A aspersão
Hoje, vamos refletir a respeito
de um gesto, repleto de sentidos, que acompanha – ou pode acompanhar – as
celebrações litúrgicas e a piedade popular. Trata-se da aspersão com água benta. Na Liturgia, sobretudo na celebração da
Eucaristia dos domingos do Tempo Pascal, a aspersão substitui o ato
penitencial. É gesto que recorda o Batismo; é como um pedido a Deus que renove
a graça da vida em Cristo recebida naquele dia. Quem preside a celebração,
depois de ter invocado a bênção sobre a água, asperge-se a si mesmo, aos
ministros que estão ao redor do altar, depois abençoa com a água todos os
fiéis, enquanto o povo canta um cântico batismal.

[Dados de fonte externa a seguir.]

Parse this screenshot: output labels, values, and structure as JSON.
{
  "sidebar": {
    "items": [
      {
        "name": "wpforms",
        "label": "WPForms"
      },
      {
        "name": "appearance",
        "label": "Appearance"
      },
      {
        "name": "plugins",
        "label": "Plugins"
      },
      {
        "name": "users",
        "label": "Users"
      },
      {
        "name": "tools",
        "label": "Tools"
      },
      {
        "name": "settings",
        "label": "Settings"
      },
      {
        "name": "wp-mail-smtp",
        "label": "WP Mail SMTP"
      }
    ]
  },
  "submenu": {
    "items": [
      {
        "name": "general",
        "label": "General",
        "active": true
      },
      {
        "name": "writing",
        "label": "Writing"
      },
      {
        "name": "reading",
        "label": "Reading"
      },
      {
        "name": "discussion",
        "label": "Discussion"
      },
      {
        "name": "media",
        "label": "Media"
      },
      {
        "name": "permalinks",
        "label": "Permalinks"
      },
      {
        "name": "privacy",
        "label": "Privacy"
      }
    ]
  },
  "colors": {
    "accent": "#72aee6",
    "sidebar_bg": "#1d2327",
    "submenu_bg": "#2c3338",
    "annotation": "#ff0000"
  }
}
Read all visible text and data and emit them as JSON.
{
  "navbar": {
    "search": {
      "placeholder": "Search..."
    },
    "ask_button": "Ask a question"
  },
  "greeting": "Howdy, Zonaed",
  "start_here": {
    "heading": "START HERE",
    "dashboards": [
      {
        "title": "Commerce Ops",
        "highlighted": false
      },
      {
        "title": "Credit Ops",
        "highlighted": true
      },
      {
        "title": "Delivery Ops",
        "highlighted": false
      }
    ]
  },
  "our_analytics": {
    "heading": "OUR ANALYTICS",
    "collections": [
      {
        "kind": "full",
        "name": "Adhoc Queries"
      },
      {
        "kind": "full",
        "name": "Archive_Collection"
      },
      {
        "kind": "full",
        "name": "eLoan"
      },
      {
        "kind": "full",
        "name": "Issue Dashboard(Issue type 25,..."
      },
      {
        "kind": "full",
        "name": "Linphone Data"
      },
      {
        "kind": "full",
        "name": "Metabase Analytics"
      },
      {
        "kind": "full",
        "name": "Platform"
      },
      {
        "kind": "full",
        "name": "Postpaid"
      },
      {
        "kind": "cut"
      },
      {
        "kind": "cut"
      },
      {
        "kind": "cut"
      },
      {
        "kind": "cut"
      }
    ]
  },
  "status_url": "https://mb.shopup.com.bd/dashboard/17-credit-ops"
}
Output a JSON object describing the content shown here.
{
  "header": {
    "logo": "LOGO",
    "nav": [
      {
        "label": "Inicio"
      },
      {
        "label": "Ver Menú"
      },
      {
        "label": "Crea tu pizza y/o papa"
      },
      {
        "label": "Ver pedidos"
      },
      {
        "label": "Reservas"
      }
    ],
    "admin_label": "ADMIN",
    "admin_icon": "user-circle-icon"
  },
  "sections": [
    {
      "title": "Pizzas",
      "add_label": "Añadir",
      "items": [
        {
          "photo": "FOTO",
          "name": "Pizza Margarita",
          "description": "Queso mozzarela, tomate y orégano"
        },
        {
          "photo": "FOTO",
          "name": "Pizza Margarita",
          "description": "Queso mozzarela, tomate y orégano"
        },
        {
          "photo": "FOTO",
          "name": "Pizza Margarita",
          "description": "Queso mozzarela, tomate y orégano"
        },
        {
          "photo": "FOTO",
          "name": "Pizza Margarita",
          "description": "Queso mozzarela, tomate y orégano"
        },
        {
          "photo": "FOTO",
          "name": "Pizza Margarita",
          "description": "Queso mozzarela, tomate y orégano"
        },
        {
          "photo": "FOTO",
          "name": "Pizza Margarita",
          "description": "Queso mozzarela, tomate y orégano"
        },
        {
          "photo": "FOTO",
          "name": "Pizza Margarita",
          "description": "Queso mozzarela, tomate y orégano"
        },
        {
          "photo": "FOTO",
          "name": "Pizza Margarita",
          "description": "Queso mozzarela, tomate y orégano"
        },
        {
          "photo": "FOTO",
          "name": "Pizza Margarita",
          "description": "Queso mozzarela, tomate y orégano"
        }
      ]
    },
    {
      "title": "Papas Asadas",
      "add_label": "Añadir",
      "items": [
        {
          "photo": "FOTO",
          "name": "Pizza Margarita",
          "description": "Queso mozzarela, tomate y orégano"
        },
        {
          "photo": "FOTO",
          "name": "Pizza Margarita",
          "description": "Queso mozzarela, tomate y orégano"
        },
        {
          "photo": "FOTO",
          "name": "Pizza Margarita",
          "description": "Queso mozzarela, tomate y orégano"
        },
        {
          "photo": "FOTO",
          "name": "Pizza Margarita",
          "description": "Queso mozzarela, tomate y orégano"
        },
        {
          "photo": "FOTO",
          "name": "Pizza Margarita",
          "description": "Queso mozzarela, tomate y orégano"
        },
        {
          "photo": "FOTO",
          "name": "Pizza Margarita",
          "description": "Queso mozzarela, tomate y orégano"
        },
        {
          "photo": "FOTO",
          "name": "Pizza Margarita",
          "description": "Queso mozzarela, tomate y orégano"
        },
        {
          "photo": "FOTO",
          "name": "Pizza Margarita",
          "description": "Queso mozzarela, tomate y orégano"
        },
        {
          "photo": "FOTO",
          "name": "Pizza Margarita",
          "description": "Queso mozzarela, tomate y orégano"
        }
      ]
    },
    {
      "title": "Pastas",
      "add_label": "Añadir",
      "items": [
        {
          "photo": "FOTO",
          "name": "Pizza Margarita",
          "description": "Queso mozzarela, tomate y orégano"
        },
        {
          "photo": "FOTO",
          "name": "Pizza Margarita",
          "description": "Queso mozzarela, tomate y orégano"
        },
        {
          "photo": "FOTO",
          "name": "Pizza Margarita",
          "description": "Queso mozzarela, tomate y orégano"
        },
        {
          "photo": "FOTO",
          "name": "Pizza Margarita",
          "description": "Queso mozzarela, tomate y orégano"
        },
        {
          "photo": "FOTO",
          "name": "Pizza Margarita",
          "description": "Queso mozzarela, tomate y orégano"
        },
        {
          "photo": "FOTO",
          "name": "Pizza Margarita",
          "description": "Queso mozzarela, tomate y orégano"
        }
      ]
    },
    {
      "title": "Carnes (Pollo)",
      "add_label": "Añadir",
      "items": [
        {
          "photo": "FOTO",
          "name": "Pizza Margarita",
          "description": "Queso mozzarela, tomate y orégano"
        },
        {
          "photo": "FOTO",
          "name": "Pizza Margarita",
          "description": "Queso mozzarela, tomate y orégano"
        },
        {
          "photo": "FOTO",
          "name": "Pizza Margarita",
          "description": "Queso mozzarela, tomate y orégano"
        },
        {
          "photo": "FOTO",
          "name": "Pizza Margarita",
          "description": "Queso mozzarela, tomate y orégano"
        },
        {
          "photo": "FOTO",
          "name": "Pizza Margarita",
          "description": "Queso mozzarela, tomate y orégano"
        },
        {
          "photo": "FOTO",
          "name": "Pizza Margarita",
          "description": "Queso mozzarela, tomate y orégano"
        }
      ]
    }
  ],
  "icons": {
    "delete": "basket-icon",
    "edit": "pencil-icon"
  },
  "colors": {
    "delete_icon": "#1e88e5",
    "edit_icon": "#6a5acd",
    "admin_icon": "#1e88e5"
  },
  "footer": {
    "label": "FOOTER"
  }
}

Recebemos esse gesto da Liturgia
dos séculos passados e a reforma pós-conciliar convida a fazê-lo não só nas
solenidades, mas mais frequentemente e com maior expressividade. O missal, no
final, oferece três formulários de bênção.
A palavra aspersão vem do verbo latim aspergere,
isto é, espalhar um líquido. É
sinal de purificação e recorda o que se lê no Salmo 51/50,4.9: “Lava-me de toda
a minha culpa, e purifica-me de meu pecado... Purifica-me com hissopo e ficarei
puro; lava-me e ficarei mais branco do que a neve”. O profeta Ezequiel (36,25)
recorda a promessa do Senhor ao seu povo: “Derramarei sobre vós água pura e
sereis purificados”. Aspergir vem da história das religiões. A nossa tradição
vem do povo de Israel que costumava aspergir também com sangue. Em Ex 24,8, se
lê que Moisés asperge com sangue o povo e o altar para selar a Aliança entre o
Senhor e o povo de Israel. Em Hb 10,22, se encontra o sentido desse gesto:
“Aproximemo-nos (do Santuário) de coração sincero e cheio de fé, com o coração
purificado de toda a má consciência e o corpo lavado com água pura”.
Na cultura e religiosidade
popular, o gesto de aspergir com água tem um sentido muito íntimo, às vezes, com
nuances de magia. Tantas pessoas procuram a bênção e a aspersão para sentir
proteção contra o mal ou os males que afetam sua vida, como um simbólico exorcismo.
É oportuno que os pastores ajudem a compreender que toda bênção vêm do “Pai de
nosso Senhor Jesus Cristo que nos abençoou com toda bênção espiritual nos céus,
em Cristo” (Ef 1,3).
A Igreja usa, mas sem abusar, da
aspersão. Essa aparece, de maneira significativa, no rito da bênção e,
sobretudo, de dedicação de uma Igreja. Nessa ocasião, escreve o Ritual, “o bispo asperge o povo, que é o
templo espiritual, e asperge também as paredes da igreja e o altar”. A bênção
com água é dada, também, a objetos, ex. o terço, edifícios, ramos, campos etc.
A finalidade é definida pelo Ritual de
bênçãos (26d): “para que (os fiéis) recordem o Mistério Pascal de Cristo e
renovem a fé do Batismo”. Enfim, o Rito das exéquias pede que seja dada a
bênção ao féretro do falecido em recordação de seu Batismo.
A mais solene aspersão acontece
na Vigília pascal. Depois de ter abençoado a água, quem preside, asperge com
ela a Assembleia, dizendo: “Por meio desta água renovai em nós a fonte viva da
vossa graça... reavivai em nós a recordação e a graça do Batismo, nossa
primeira Páscoa”.
Vivamos esse gesto tão singelo em
espírito de verdadeira fé. Toda vez, esse gesto nos faz mergulhar nas águas que
nos tornaram cristãos. Lembrando-nos do sentido e dos valores de vida nova que
recebemos no Batismo, encontraremos forças para vivermos com mais fé e amor.